Le débat sur les droits d’auteur et les contenus payants est désormais lancé
L’internet est longtemps resté un espace d’expression en marge des lois sur la propriété intellectuelle. Mais l’an 2000 marque un tournant décisif, avec l’ouverture des procès retentissants de MP3 et Napster, sites musicaux traduits en justice par l’industrie du disque. Ces services permettent le téléchargement gratuit de fichiers audio, souvent piratés, sans proposer de solutions pour compenser les auteurs et maisons de disques.
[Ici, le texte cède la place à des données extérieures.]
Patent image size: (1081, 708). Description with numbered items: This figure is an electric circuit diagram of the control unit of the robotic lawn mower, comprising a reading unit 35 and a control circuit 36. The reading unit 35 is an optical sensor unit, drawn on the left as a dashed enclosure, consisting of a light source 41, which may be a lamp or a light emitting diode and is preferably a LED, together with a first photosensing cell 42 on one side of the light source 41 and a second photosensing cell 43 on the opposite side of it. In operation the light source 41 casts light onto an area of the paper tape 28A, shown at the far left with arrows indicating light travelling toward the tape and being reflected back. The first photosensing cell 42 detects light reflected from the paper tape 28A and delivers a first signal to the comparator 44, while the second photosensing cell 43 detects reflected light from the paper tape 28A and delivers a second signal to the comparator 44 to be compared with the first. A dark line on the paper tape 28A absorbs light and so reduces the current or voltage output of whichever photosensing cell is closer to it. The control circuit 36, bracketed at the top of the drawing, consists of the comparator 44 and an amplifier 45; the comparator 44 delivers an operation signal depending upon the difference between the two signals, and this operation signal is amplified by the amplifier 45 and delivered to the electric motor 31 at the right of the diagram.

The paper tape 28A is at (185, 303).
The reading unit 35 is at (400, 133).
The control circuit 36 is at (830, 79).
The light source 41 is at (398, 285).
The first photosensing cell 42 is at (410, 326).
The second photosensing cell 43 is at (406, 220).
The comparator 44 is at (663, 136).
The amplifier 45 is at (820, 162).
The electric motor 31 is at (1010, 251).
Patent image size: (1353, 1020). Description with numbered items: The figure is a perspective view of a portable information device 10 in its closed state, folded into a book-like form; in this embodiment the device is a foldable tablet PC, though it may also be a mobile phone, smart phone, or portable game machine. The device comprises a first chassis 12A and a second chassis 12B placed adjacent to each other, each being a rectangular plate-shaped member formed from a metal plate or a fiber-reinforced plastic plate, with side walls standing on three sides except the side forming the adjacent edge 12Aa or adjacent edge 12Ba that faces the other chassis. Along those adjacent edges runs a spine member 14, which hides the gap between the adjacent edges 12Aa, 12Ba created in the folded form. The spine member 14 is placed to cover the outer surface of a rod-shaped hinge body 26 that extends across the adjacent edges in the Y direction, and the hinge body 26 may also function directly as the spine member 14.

Après s’être acquitté de $130 millions en dommages et intérêts, MP3 escompte atteindre son seuil de rentabilité en 2001, grâce à un service payant et aux accords passés avec les maisons de disque.
Le site Napster, quant à lui, voit son avenir fortement compromis suite au verdict rendu la semaine dernière. En octobre dernier, Napster avait pourtant signé un accord surprise avec Bertelsmann pour le développement d’un service payant permettant de rémunérer les ayants droits. Il semble aujourd’hui peu probable que ce système, annoncé pour l’été prochain, obtienne l’appui des autres labels de musique, condition sine qua non de son succès.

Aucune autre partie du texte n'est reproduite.